Besonders gespannt war das Publikum bei der ersten Sitzung auf die Antwort der entscheidenden Frage: Wer regiert die Krotzenburger Fastnacht? Das bis zuletzt streng gehütete Geheimnis sorgte für eine echte Überraschung. Mit Christoph III. und Prinzessin Romina I. hatte kaum jemand gerechnet. Der 39-jährige Christoph Kegler ist zwar begeisterter Fastnachter, genoss die Kampagne bislang aber eher vom Zuschauerrang. An seiner Seite steht Romina Rizzo (34), Lehrerin an der Joachim-Schumann-Schule, Tänzerin der Dance Company und engagiertes Vorstandsmitglied der Turnerschaft Klein-Krotzenburg (TKK).

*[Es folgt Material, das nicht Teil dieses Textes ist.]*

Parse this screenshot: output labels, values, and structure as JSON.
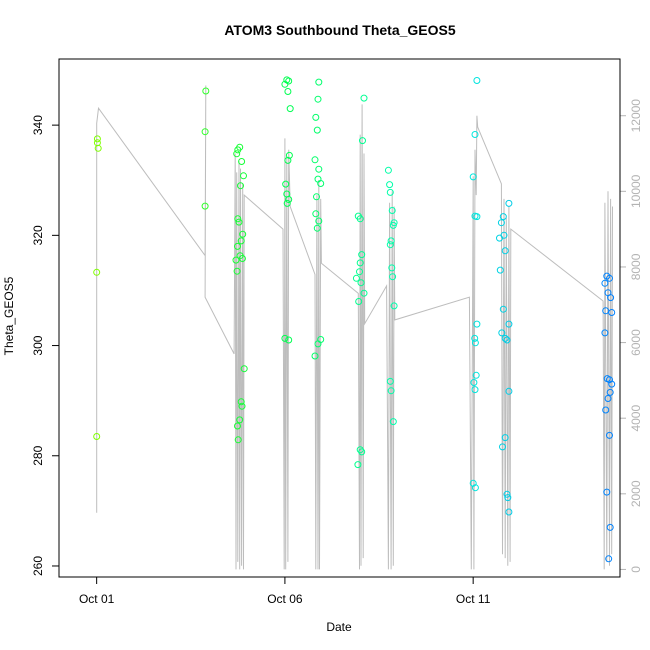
{
  "chart_data": {
    "type": "scatter",
    "title": "ATOM3 Southbound Theta_GEOS5",
    "xlabel": "Date",
    "ylabel": "Theta_GEOS5",
    "x_ticks": [
      {
        "day": 1,
        "label": "Oct 01"
      },
      {
        "day": 6,
        "label": "Oct 06"
      },
      {
        "day": 11,
        "label": "Oct 11"
      }
    ],
    "xlim_days": [
      0.0,
      14.9
    ],
    "ylim": [
      258,
      352
    ],
    "y_ticks": [
      260,
      280,
      300,
      320,
      340
    ],
    "secondary_axis": {
      "ylim": [
        -200,
        13500
      ],
      "ticks": [
        0,
        2000,
        4000,
        6000,
        8000,
        10000,
        12000
      ]
    },
    "color_gradient": [
      "#80ff00",
      "#00ff40",
      "#00ffd5",
      "#0080ff"
    ],
    "points": [
      {
        "day": 1.02,
        "y": 337.5
      },
      {
        "day": 1.02,
        "y": 336.8
      },
      {
        "day": 1.04,
        "y": 335.8
      },
      {
        "day": 1.0,
        "y": 313.3
      },
      {
        "day": 1.0,
        "y": 283.5
      },
      {
        "day": 3.9,
        "y": 346.2
      },
      {
        "day": 3.88,
        "y": 338.8
      },
      {
        "day": 3.88,
        "y": 325.3
      },
      {
        "day": 4.75,
        "y": 335.5
      },
      {
        "day": 4.72,
        "y": 334.8
      },
      {
        "day": 4.8,
        "y": 336.0
      },
      {
        "day": 4.85,
        "y": 333.4
      },
      {
        "day": 4.9,
        "y": 330.8
      },
      {
        "day": 4.82,
        "y": 329.0
      },
      {
        "day": 4.75,
        "y": 323.0
      },
      {
        "day": 4.78,
        "y": 322.4
      },
      {
        "day": 4.88,
        "y": 320.2
      },
      {
        "day": 4.84,
        "y": 319.0
      },
      {
        "day": 4.74,
        "y": 318.0
      },
      {
        "day": 4.81,
        "y": 316.3
      },
      {
        "day": 4.7,
        "y": 315.5
      },
      {
        "day": 4.87,
        "y": 315.8
      },
      {
        "day": 4.73,
        "y": 313.5
      },
      {
        "day": 4.92,
        "y": 295.8
      },
      {
        "day": 4.84,
        "y": 289.8
      },
      {
        "day": 4.86,
        "y": 289.0
      },
      {
        "day": 4.8,
        "y": 286.5
      },
      {
        "day": 4.74,
        "y": 285.4
      },
      {
        "day": 4.76,
        "y": 282.9
      },
      {
        "day": 6.05,
        "y": 348.2
      },
      {
        "day": 6.1,
        "y": 348.0
      },
      {
        "day": 6.0,
        "y": 347.4
      },
      {
        "day": 6.08,
        "y": 346.1
      },
      {
        "day": 6.14,
        "y": 343.0
      },
      {
        "day": 6.12,
        "y": 334.5
      },
      {
        "day": 6.08,
        "y": 333.6
      },
      {
        "day": 6.02,
        "y": 329.3
      },
      {
        "day": 6.05,
        "y": 327.5
      },
      {
        "day": 6.1,
        "y": 326.5
      },
      {
        "day": 6.06,
        "y": 325.8
      },
      {
        "day": 6.0,
        "y": 301.3
      },
      {
        "day": 6.1,
        "y": 301.0
      },
      {
        "day": 6.9,
        "y": 347.8
      },
      {
        "day": 6.88,
        "y": 344.7
      },
      {
        "day": 6.82,
        "y": 341.4
      },
      {
        "day": 6.86,
        "y": 339.1
      },
      {
        "day": 6.8,
        "y": 333.7
      },
      {
        "day": 6.9,
        "y": 332.0
      },
      {
        "day": 6.88,
        "y": 330.2
      },
      {
        "day": 6.95,
        "y": 329.4
      },
      {
        "day": 6.84,
        "y": 327.0
      },
      {
        "day": 6.82,
        "y": 323.9
      },
      {
        "day": 6.9,
        "y": 322.6
      },
      {
        "day": 6.86,
        "y": 321.3
      },
      {
        "day": 6.95,
        "y": 301.1
      },
      {
        "day": 6.88,
        "y": 300.3
      },
      {
        "day": 6.8,
        "y": 298.1
      },
      {
        "day": 8.1,
        "y": 344.9
      },
      {
        "day": 8.06,
        "y": 337.2
      },
      {
        "day": 7.95,
        "y": 323.5
      },
      {
        "day": 8.0,
        "y": 323.0
      },
      {
        "day": 8.04,
        "y": 316.5
      },
      {
        "day": 8.0,
        "y": 315.0
      },
      {
        "day": 7.98,
        "y": 313.4
      },
      {
        "day": 7.9,
        "y": 312.2
      },
      {
        "day": 8.02,
        "y": 311.4
      },
      {
        "day": 7.96,
        "y": 308.0
      },
      {
        "day": 8.1,
        "y": 309.5
      },
      {
        "day": 8.0,
        "y": 281.1
      },
      {
        "day": 8.04,
        "y": 280.7
      },
      {
        "day": 7.94,
        "y": 278.4
      },
      {
        "day": 8.75,
        "y": 331.8
      },
      {
        "day": 8.78,
        "y": 329.2
      },
      {
        "day": 8.8,
        "y": 327.8
      },
      {
        "day": 8.85,
        "y": 324.5
      },
      {
        "day": 8.9,
        "y": 322.3
      },
      {
        "day": 8.88,
        "y": 321.8
      },
      {
        "day": 8.82,
        "y": 319.0
      },
      {
        "day": 8.8,
        "y": 318.3
      },
      {
        "day": 8.84,
        "y": 314.1
      },
      {
        "day": 8.86,
        "y": 312.5
      },
      {
        "day": 8.9,
        "y": 307.2
      },
      {
        "day": 8.8,
        "y": 293.5
      },
      {
        "day": 8.82,
        "y": 291.8
      },
      {
        "day": 8.88,
        "y": 286.2
      },
      {
        "day": 11.1,
        "y": 348.1
      },
      {
        "day": 11.05,
        "y": 338.3
      },
      {
        "day": 11.0,
        "y": 330.6
      },
      {
        "day": 11.05,
        "y": 323.5
      },
      {
        "day": 11.1,
        "y": 323.4
      },
      {
        "day": 11.1,
        "y": 303.9
      },
      {
        "day": 11.04,
        "y": 301.3
      },
      {
        "day": 11.06,
        "y": 300.5
      },
      {
        "day": 11.08,
        "y": 294.6
      },
      {
        "day": 11.02,
        "y": 293.3
      },
      {
        "day": 11.05,
        "y": 292.0
      },
      {
        "day": 11.0,
        "y": 275.0
      },
      {
        "day": 11.06,
        "y": 274.2
      },
      {
        "day": 11.95,
        "y": 325.8
      },
      {
        "day": 11.8,
        "y": 323.4
      },
      {
        "day": 11.75,
        "y": 322.3
      },
      {
        "day": 11.82,
        "y": 320.0
      },
      {
        "day": 11.7,
        "y": 319.5
      },
      {
        "day": 11.85,
        "y": 317.2
      },
      {
        "day": 11.72,
        "y": 313.7
      },
      {
        "day": 11.8,
        "y": 306.6
      },
      {
        "day": 11.95,
        "y": 303.9
      },
      {
        "day": 11.76,
        "y": 302.3
      },
      {
        "day": 11.85,
        "y": 301.3
      },
      {
        "day": 11.9,
        "y": 301.0
      },
      {
        "day": 11.95,
        "y": 291.7
      },
      {
        "day": 11.85,
        "y": 283.3
      },
      {
        "day": 11.78,
        "y": 281.6
      },
      {
        "day": 11.9,
        "y": 273.0
      },
      {
        "day": 11.92,
        "y": 272.4
      },
      {
        "day": 11.95,
        "y": 269.8
      },
      {
        "day": 14.55,
        "y": 312.6
      },
      {
        "day": 14.62,
        "y": 312.2
      },
      {
        "day": 14.5,
        "y": 311.3
      },
      {
        "day": 14.58,
        "y": 309.6
      },
      {
        "day": 14.65,
        "y": 308.7
      },
      {
        "day": 14.52,
        "y": 306.3
      },
      {
        "day": 14.68,
        "y": 306.0
      },
      {
        "day": 14.5,
        "y": 302.3
      },
      {
        "day": 14.56,
        "y": 294.0
      },
      {
        "day": 14.62,
        "y": 293.8
      },
      {
        "day": 14.68,
        "y": 293.0
      },
      {
        "day": 14.58,
        "y": 290.4
      },
      {
        "day": 14.64,
        "y": 291.5
      },
      {
        "day": 14.52,
        "y": 288.3
      },
      {
        "day": 14.62,
        "y": 283.7
      },
      {
        "day": 14.55,
        "y": 273.4
      },
      {
        "day": 14.64,
        "y": 267.0
      },
      {
        "day": 14.6,
        "y": 261.3
      }
    ],
    "altitude_track": [
      [
        1.0,
        1500
      ],
      [
        1.0,
        11800
      ],
      [
        1.05,
        12200
      ],
      [
        3.88,
        8300
      ],
      [
        3.9,
        12800
      ],
      [
        3.88,
        7200
      ],
      [
        4.65,
        5700
      ],
      [
        4.68,
        11000
      ],
      [
        4.7,
        0
      ],
      [
        4.72,
        10500
      ],
      [
        4.75,
        200
      ],
      [
        4.78,
        10800
      ],
      [
        4.8,
        0
      ],
      [
        4.82,
        10600
      ],
      [
        4.85,
        100
      ],
      [
        4.88,
        10200
      ],
      [
        4.9,
        0
      ],
      [
        4.92,
        9900
      ],
      [
        5.95,
        9000
      ],
      [
        5.98,
        0
      ],
      [
        6.0,
        11400
      ],
      [
        6.02,
        0
      ],
      [
        6.05,
        10900
      ],
      [
        6.08,
        200
      ],
      [
        6.1,
        11100
      ],
      [
        6.14,
        9600
      ],
      [
        6.8,
        7800
      ],
      [
        6.82,
        0
      ],
      [
        6.85,
        9900
      ],
      [
        6.88,
        0
      ],
      [
        6.9,
        10300
      ],
      [
        6.92,
        0
      ],
      [
        6.95,
        9800
      ],
      [
        6.97,
        8100
      ],
      [
        7.95,
        7300
      ],
      [
        7.98,
        0
      ],
      [
        8.0,
        11500
      ],
      [
        8.02,
        100
      ],
      [
        8.05,
        12300
      ],
      [
        8.08,
        300
      ],
      [
        8.1,
        11000
      ],
      [
        8.12,
        6500
      ],
      [
        8.7,
        7500
      ],
      [
        8.75,
        0
      ],
      [
        8.78,
        9700
      ],
      [
        8.82,
        0
      ],
      [
        8.85,
        10000
      ],
      [
        8.88,
        100
      ],
      [
        8.9,
        9600
      ],
      [
        8.92,
        6600
      ],
      [
        10.9,
        7200
      ],
      [
        10.95,
        0
      ],
      [
        11.0,
        10400
      ],
      [
        11.02,
        0
      ],
      [
        11.05,
        11100
      ],
      [
        11.08,
        9900
      ],
      [
        11.1,
        12000
      ],
      [
        11.12,
        11700
      ],
      [
        11.75,
        10200
      ],
      [
        11.78,
        400
      ],
      [
        11.82,
        9800
      ],
      [
        11.85,
        300
      ],
      [
        11.88,
        9300
      ],
      [
        11.92,
        100
      ],
      [
        11.95,
        9600
      ],
      [
        11.98,
        200
      ],
      [
        12.0,
        9000
      ],
      [
        14.45,
        7100
      ],
      [
        14.48,
        0
      ],
      [
        14.5,
        9700
      ],
      [
        14.55,
        200
      ],
      [
        14.58,
        10000
      ],
      [
        14.62,
        100
      ],
      [
        14.65,
        9800
      ],
      [
        14.68,
        400
      ],
      [
        14.7,
        9600
      ]
    ]
  }
}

Schon die Eröffnungsnummer „Krotzenborsch is cool“, präsentiert von Sitzungspräsident Blumör gemeinsam mit Marlene, Luise und Carl Flügel, setzte den Ton: lokal verwurzelt, mitreißend und voller närrischem Enthusiasmus. Ein Markenzeichen der Krotzenburger Fastnacht sind seit jeher die Tanzgruppen aus TKK und Volkschor sowie die ÖVV-Prinzengarde. In dieser Kampagne feiern die Diamonds und Young Diamonds des Volkschors ihr 20-jähriges Bestehen – und begeisterten unter der Leitung von Trainerin Sabrina Salg mit Discoparty und Amor-Showtanz. Die Dance Company der TKK kam als Elektrikerinnen daher, die Dance Power als „Cocktail-Ladies“, und das Männerballett sorgte als lebende Konfettikanonen für staunende Gesichter. Nachwuchssorgen sind ebenfalls unbegründet: Die Dance Girlies reisten tänzerisch nach Paris, der Kinder- und Jugendchor führte das Publikum musikalisch in die Berge. Auch in der Bütt zeigte sich: Jung kann ganz groß sein. Felix Assenheimer und Henri Sattler, beide zwölf, traten bereits zum dritten Mal auf – diesmal als übermotivierte Feuerwehrleute mit anschließend leeren Feuerlöschern.

Ihre Premiere feierte Maike Staab, die als Single ihre Tinder-Erfahrungen schilderte. Eheliche Tücken beleuchteten Carola Staab und Thomas Blumör als Marie und Schorsch, während Robert Kiefner als rasender Reporter von „Hit Radio KKB“ die lokalen Befindlichkeiten pointiert aufs Korn nahm. Nicht fehlen durften die Hofsänger des Gesangvereins Frohsinn unter Andreas Schwab mit satirischen Liedern, unter anderem zur Wehrpflicht-Debatte. Neu im Programm waren die „Bembelbrüller“, ein vereinsübergreifender Chor mit über 40 Aktiven, der sofort gefeiert wurde. Den krönenden Abschluss bildete – wie es sich gehört – das Korz-Lang-Fett-Quartett XXL samt Polonaise aller rund 200 Mitwirkenden. Kurz nach Mitternacht tobte die Halle ein letztes Mal: Fastnacht, wie sie in Krotzenburg sein soll.